Do jet ski ao alazão. A trajetória de um cavaleiro errante

Pilotar um jet ski no Lago Paranoá, em Brasília. Cavalgar na Esplanada dos Ministérios, também na capital da República. O que estes gestos têm a ver com um conto do cronista gaúcho Luis Fernando Verissimo? A cronista conta aos leitores d'Os Divergentes

O presidente Jair Bolsonaro cavalgando na Esplanada dos Ministérios, em Brasília - Foto: Orlando Brito

Há poucas semanas, deparei-me, incrédula, com a cena de um certo indivíduo, lépido e esvoaçante, pilotando um jet ski pelas tranquilas águas do Lago Paranoá em meio a maior pandemia da história recente da humanidade.

Agora, mais uma vez, fui surpreendida com a figura saltitante e sorridente de um cavaleiro montado em seu cavalo alazão, galopando pela mais famosa praça do Planalto Central, a despeito do traço eminentemente urbano daquele sítio turístico e – mero detalhe – da permanência e piora no quadro epidêmico no país.

Os dois episódios imediatamente remeteram-me à lembrança de uma antiga crônica do incrível Luis Fernando Veríssimo. Chamava-se Pôquer Interminável.

No texto de Veríssimo, 5 jogadores viciados em pôquer não conseguiam sequer se levantar da mesa onde jogavam há dias ou semanas, tamanha a absorção neles mesmos, a imersão em seu pequeno universo obsessivo.

“Ninguém sai”! Este era o jargão repetido pelos jogadores ensandecidos, alheios a tudo e a todos.

A esposa de um mandava chamar e o jargão era lembrado: –  “Ninguém sai”.

A família estava sem dinheiro.  -“Ninguém sai”.

O filho de outro estava nascendo!
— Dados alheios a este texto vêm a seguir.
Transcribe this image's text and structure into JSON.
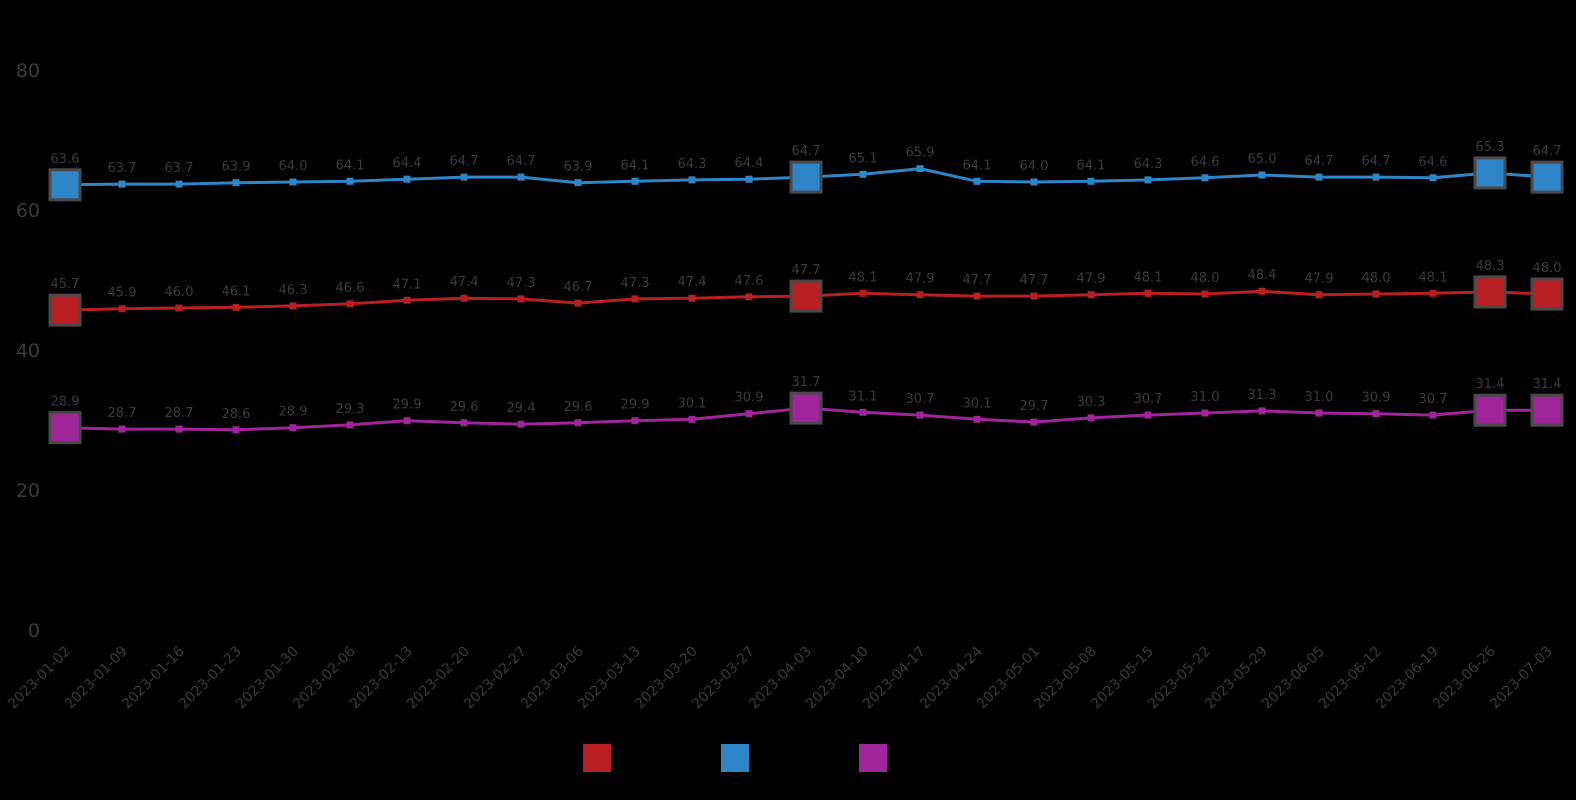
{
  "chart_data": {
    "type": "line",
    "title": "",
    "xlabel": "",
    "ylabel": "",
    "background_color": "#000000",
    "text_color": "#3a3a3a",
    "grid": false,
    "legend_position": "bottom",
    "ylim": [
      0,
      80
    ],
    "y_tick_labels": [
      "0",
      "20",
      "40",
      "60",
      "80"
    ],
    "y_ticks": [
      0,
      20,
      40,
      60,
      80
    ],
    "x": [
      "2023-01-02",
      "2023-01-09",
      "2023-01-16",
      "2023-01-23",
      "2023-01-30",
      "2023-02-06",
      "2023-02-13",
      "2023-02-20",
      "2023-02-27",
      "2023-03-06",
      "2023-03-13",
      "2023-03-20",
      "2023-03-27",
      "2023-04-03",
      "2023-04-10",
      "2023-04-17",
      "2023-04-24",
      "2023-05-01",
      "2023-05-08",
      "2023-05-15",
      "2023-05-22",
      "2023-05-29",
      "2023-06-05",
      "2023-06-12",
      "2023-06-19",
      "2023-06-26",
      "2023-07-03"
    ],
    "emphasized_indices": [
      0,
      13,
      25,
      26
    ],
    "series": [
      {
        "name": "red-series",
        "legend_label": "",
        "color": "#b81e22",
        "values": [
          45.7,
          45.9,
          46.0,
          46.1,
          46.3,
          46.6,
          47.1,
          47.4,
          47.3,
          46.7,
          47.3,
          47.4,
          47.6,
          47.7,
          48.1,
          47.9,
          47.7,
          47.7,
          47.9,
          48.1,
          48.0,
          48.4,
          47.9,
          48.0,
          48.1,
          48.3,
          48.0
        ]
      },
      {
        "name": "blue-series",
        "legend_label": "",
        "color": "#2e86c8",
        "values": [
          63.6,
          63.7,
          63.7,
          63.9,
          64.0,
          64.1,
          64.4,
          64.7,
          64.7,
          63.9,
          64.1,
          64.3,
          64.4,
          64.7,
          65.1,
          65.9,
          64.1,
          64.0,
          64.1,
          64.3,
          64.6,
          65.0,
          64.7,
          64.7,
          64.6,
          65.3,
          64.7
        ]
      },
      {
        "name": "magenta-series",
        "legend_label": "",
        "color": "#a0259a",
        "values": [
          28.9,
          28.7,
          28.7,
          28.6,
          28.9,
          29.3,
          29.9,
          29.6,
          29.4,
          29.6,
          29.9,
          30.1,
          30.9,
          31.7,
          31.1,
          30.7,
          30.1,
          29.7,
          30.3,
          30.7,
          31.0,
          31.3,
          31.0,
          30.9,
          30.7,
          31.4,
          31.4
        ]
      }
    ],
    "marker_halo_color": "#4a4a4a",
    "point_label_color": "#3a3a3a"
  },
  "legend": {
    "items": [
      {
        "label": "",
        "color": "#b81e22"
      },
      {
        "label": "",
        "color": "#2e86c8"
      },
      {
        "label": "",
        "color": "#a0259a"
      }
    ]
  }
}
Mais uma vez o jargão vinha à tona: – “Ninguém sai”.

A mulher do terceiro o tinha abandonado porque este não aparecera em casa por duas semanas. “Ninguém sai”.

O texto retrata, com o humor peculiar do famoso cronista, o egoísmo dos jogadores contumazes, a prisão que circunda seus hábitos obsessivos, traços estes ali elevados ao superlativo, ao absurdo, ao infinito.

A lembrança da crônica foi automática. A visão daquele que tem histórico de atleta perambulando pela cidade paralisada pelo isolamento social pareceu-me similar ao retrato traçado por Verissimo há mais de 30 anos. Por dois motivos.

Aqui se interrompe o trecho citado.